LSE Leading Security Experts GmbH discovered that the Check_MK agent (Nagios plugin) processed files from the /var/lib/check_mk_agent/job directory which had 1777 permissions. The mk-job program did not check whether any files in this directory where symbolic or hard links. Due to the permissions of this directory, any user could add a symbolic or hard link to any file on the filesystem, and because the Check_MK agent ran as the root user, it could expose arbitrary files via the agent, which exposes all the contents of this directory on TCP port 6556 by default. This can be worked-around by setting mode 0755 on /var/lib/check_mk_agent/job (removing the sticky bit). This is described in the upstream bug report [1] and fixed in git [2]. [1] http://mathias-kettner.com/check_mk_werks.php?werk_id=978 [2] http://git.mathias-kettner.de/git/?p=check_mk.git;a=commit;h=a2ef8d00c53ec9cbd05c4ae2f09b50761130e7ce Acknowledgements: Red Hat would like to thank LSE Leading Security Experts GmbH for reporting this issue.
Created check-mk tracking bugs for this issue: Affects: fedora-all [bug 1101670] Affects: epel-all [bug 1101671]
I'll prepare a fix today. Thanks for reporting.
check-mk-1.2.4p2-2.fc19 has been pushed to the Fedora 19 stable repository. If problems still persist, please make note of it in this bug report.
check-mk-1.2.4p2-2.fc20 has been pushed to the Fedora 20 stable repository.

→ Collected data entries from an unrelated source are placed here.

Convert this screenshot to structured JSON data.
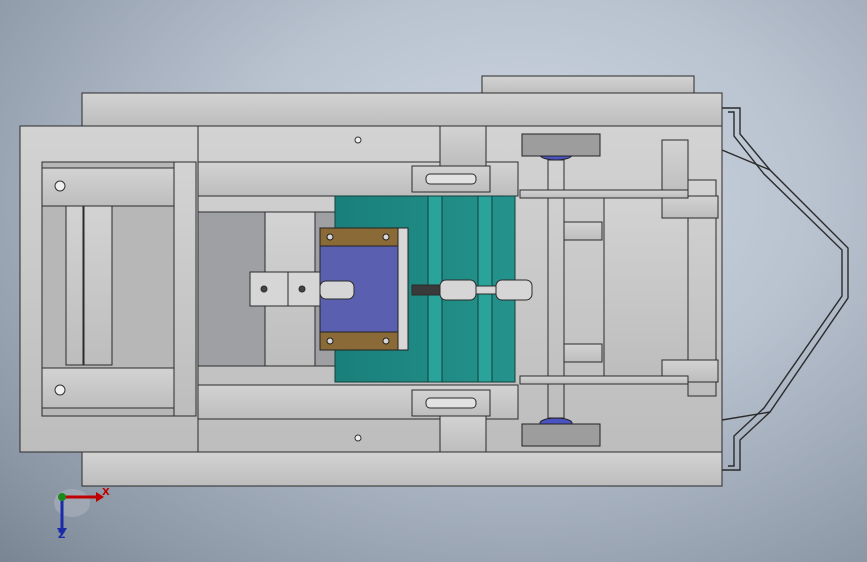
{
  "window": {
    "background_top": "#cfd7e2",
    "background_bottom": "#7a8593"
  },
  "model": {
    "part_color": "#c8c8c8",
    "edge_color": "#2b2b2b",
    "accent_teal": "#1f8c86",
    "accent_blue": "#5a5fb0",
    "accent_brown": "#8a6a36"
  },
  "triad": {
    "x_label": "X",
    "z_label": "Z",
    "x_color": "#c00000",
    "y_color": "#1a8a1a",
    "z_color": "#1a2aa8"
  }
}
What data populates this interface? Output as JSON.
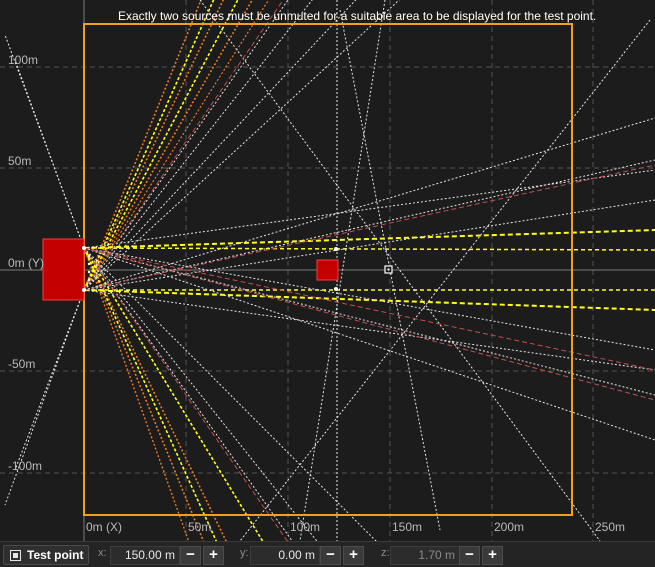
{
  "notice": "Exactly two sources must be unmuted for a suitable area to be displayed for the test point.",
  "y_axis_labels": [
    "100m",
    "50m",
    "0m (Y)",
    "-50m",
    "-100m"
  ],
  "x_axis_labels": [
    "0m (X)",
    "50m",
    "100m",
    "150m",
    "200m",
    "250m"
  ],
  "toolbar": {
    "test_point_label": "Test point",
    "x_label": "x:",
    "x_value": "150.00 m",
    "y_label": "y:",
    "y_value": "0.00 m",
    "z_label": "z:",
    "z_value": "1.70 m",
    "minus": "−",
    "plus": "+"
  },
  "colors": {
    "area_border": "#f0a020",
    "source": "#c40000",
    "coverage_yellow": "#ffff22",
    "coverage_orange": "#e87a28",
    "coverage_white": "#e6e6e6",
    "coverage_red": "#c05050"
  }
}
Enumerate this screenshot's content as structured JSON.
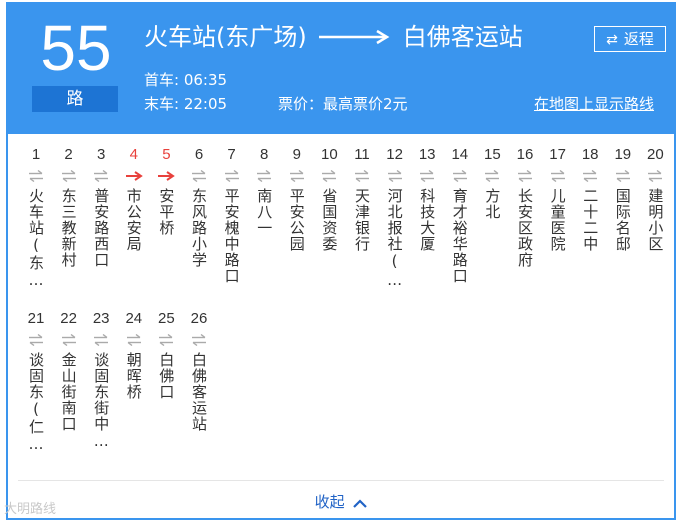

If problems still persist, please make note of it in this bug report.
check-mk-1.2.4p2-2.el6 has been pushed to the Fedora EPEL 6 stable repository. If problems still persist, please make note of it in this bug report.
check-mk-1.2.4p2-2.el5 has been pushed to the Fedora EPEL 5 stable repository. If problems still persist, please make note of it in this bug report.